Romanian economist Stefan Mandel was struggling to make ends meet.
So he came up with an unlikely solution — winning the lottery.
But while most people who dream of scooping the jackpot rely on dumb luck, Mr Mandel had other ideas.
The maths whiz spent his spare time poring over probability papers penned by mathematician Leonardo Fibonacci — and after years of painstaking research, he devised a "number-picking algorithm" which drew on a method he called "combinatorial condensation".
Under that method, Mr Mandel boasted he could predict five out of six winning numbers — a feat which reduced the number of possible winning combinations down to thousands instead of millions.
Along with a group of friends, he bought huge amounts of tickets using all the possible combinations and ended up taking out the top prize — worth over $A26,000.

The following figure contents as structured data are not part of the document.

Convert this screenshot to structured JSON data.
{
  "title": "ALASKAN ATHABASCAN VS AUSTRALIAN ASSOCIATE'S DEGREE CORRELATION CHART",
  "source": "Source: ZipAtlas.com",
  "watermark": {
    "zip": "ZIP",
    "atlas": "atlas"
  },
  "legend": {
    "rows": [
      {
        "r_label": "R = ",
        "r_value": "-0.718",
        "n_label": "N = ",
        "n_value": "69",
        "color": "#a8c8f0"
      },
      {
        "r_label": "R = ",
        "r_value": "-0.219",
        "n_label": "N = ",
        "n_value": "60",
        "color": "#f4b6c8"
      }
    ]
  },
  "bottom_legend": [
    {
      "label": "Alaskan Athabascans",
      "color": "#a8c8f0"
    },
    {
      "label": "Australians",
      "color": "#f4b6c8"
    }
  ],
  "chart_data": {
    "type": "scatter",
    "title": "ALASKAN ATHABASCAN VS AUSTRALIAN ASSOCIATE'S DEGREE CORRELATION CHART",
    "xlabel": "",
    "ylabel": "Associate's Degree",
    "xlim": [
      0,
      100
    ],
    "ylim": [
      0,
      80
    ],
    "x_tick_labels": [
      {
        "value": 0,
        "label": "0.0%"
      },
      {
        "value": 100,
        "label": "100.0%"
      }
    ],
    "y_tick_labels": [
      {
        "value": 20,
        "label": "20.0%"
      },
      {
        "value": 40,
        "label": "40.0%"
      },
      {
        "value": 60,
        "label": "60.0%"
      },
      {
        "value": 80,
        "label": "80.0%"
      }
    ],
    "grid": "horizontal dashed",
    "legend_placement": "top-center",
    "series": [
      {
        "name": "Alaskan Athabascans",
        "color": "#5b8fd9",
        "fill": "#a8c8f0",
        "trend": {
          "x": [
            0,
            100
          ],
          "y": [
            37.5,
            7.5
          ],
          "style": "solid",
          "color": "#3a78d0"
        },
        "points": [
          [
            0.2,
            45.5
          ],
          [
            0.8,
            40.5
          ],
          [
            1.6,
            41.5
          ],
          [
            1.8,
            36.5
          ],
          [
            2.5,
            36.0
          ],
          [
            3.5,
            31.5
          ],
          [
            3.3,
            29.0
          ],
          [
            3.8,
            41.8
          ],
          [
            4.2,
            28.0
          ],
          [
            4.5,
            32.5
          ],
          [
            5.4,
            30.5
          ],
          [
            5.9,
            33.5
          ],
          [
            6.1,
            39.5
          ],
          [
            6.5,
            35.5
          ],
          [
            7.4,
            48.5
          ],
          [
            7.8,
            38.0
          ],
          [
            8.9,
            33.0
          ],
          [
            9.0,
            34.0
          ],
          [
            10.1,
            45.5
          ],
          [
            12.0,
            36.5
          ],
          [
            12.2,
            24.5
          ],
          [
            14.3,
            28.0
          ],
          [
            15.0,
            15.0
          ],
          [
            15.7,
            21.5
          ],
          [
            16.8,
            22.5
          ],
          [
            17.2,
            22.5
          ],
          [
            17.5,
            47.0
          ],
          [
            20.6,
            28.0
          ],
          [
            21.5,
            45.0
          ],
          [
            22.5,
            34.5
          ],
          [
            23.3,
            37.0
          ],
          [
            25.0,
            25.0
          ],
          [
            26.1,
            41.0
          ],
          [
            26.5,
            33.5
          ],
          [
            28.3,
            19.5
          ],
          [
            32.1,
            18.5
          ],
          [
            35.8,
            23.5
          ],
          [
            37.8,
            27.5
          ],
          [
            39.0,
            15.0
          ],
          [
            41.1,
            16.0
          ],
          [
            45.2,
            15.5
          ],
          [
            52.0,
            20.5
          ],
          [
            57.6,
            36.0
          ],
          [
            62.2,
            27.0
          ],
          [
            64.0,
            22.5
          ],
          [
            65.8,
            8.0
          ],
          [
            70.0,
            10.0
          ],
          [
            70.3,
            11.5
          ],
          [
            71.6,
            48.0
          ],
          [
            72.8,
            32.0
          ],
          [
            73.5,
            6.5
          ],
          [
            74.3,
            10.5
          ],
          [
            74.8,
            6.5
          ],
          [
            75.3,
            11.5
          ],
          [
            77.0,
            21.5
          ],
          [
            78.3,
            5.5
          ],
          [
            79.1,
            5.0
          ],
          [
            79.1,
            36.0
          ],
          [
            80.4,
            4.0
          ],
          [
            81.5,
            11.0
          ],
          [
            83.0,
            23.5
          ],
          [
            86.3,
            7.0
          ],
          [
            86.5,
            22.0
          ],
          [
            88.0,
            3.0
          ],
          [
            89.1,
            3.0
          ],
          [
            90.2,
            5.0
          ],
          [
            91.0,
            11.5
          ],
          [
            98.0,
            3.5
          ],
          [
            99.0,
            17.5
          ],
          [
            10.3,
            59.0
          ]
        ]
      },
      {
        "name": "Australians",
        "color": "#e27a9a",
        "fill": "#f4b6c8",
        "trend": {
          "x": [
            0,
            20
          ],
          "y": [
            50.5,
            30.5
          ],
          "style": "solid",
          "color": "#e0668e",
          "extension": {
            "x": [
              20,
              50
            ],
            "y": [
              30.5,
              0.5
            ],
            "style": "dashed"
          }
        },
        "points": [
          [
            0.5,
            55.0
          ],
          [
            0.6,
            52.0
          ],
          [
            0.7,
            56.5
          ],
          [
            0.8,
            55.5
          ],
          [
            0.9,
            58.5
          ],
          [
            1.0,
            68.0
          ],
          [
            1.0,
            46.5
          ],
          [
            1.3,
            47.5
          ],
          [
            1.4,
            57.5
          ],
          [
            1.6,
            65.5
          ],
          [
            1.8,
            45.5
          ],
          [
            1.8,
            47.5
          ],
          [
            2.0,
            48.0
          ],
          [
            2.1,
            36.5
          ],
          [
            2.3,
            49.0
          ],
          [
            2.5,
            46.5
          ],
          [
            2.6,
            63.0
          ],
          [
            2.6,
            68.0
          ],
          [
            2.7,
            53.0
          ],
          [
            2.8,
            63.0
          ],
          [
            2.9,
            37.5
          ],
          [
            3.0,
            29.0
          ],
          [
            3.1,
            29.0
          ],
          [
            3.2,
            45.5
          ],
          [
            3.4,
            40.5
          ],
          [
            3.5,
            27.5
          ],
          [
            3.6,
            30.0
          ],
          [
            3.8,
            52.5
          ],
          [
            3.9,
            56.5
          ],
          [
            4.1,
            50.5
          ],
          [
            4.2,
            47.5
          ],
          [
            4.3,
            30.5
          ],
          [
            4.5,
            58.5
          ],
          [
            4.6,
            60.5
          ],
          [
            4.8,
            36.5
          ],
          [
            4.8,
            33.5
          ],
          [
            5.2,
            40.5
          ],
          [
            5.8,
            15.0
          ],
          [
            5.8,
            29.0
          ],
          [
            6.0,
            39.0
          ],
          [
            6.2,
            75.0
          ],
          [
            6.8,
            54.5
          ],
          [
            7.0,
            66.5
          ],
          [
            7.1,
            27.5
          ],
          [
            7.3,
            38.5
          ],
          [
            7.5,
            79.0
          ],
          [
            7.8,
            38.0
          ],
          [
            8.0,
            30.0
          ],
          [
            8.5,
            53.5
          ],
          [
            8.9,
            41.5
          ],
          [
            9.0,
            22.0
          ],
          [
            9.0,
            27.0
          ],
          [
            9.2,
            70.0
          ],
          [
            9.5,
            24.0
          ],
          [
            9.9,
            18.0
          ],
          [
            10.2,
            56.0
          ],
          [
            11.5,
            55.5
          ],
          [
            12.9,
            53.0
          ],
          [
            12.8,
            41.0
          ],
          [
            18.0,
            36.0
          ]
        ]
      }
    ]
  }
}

After paying expenses, he was left with just $A5400, but it was more than enough to bribe officials and escape Romania's Communist system, and move to Australia to start a new life with his wife and two kids.
But his lotto racket was just getting started — and unlike notorious US lotto scammer Eddie Tipton, Mr Mandel eventually won the lottery 14 times without breaking a single law.
Once the family was settled in Australia, Mr Mandel realised that in some draws, the total cost of buying a ticket to play every possible combination was much lower than the grand jackpot prize.
For example, if a game required six numbers ranging between 1 and 40 to be chosen, there would be 3,838,380 possible number combinations, The Hustle reported.
If the jackpot was $10 million, and tickets cost $1 each, Mr Mandel still stood to win a massive profit.
Of course, he still had a few hurdles to overcome — raising capital to cover the cost of the tickets in the first place, and how to physically fill in every single form.
But while working as an insurance agent by day, Mr Mandel persuaded a pool of investors to put their cash together to build a lotto syndicate.
He also invented an automation system, with printers and computers using the algorithm to fill out tickets automatically using every combination of numbers.
During the 1980s, the syndicate waited until a jackpot grew to be bigger than the total combinations, before snapping up thousands of tickets.
The group won 12 lotteries and won hundreds of thousands of smaller prizes across Australia and the UK.
But again, there were setbacks: profits weren't high enough, and Aussie lotto authorities were also cottoning onto the plot, eventually changing the rules to ban computer-printed forms and bulk buying tickets in a bid to thwart the syndicate.
But Mr Mandel still had an audacious plan B up his sleeve.
With the profits he'd already made, he planted scouts across the US and also developed a list of previous lotteries with jackpots that were at least three times higher than the total of all possible combinations.
He set his sights on the Virginia Lottery, as its numbers only ranged between one and 44, which meant the total number of possible combinations was millions lower than in other games.
He set up an official company, Pacific Financial Resources, and under it also developed a trust called the International Lotto Fund.
He persuaded thousands of investors to pour cash into the fund, raising millions in the process.
In February 1992, the Virginia Lottery reached a jackpot of $US27 million.
Mr Mandel had already set up shop in a warehouse in Melbourne and employed 16 full-time staff to print out seven million tickets over three months, which he then mailed to an associate in the US.
The syndicate won the lot, along with a further $US900,000 in secondary prizes.
But while Mr Mandel's method was not illegal, it still raised suspicions, and he was dragged into a four-year legal battle.
During that time he was investigated by countless international agencies including the CIA, FBI and the Australian Securities and Investments Commission.
He was eventually cleared of any wrongdoing — but while Mr Mandel managed to pocket millions from the win, his investors only received $US1400 of their $US4000 investment — a far cry from the wealth they had been promised.
Mr Mandel filed for bankruptcy in 1995 and at one point spent 20 months behind bars in Israel thanks to an investment scam.
These days, he leads a quiet life in Vanuatu, away from the spotlight, although all US states have since passed laws banning the use of Mr Mandel's strategy.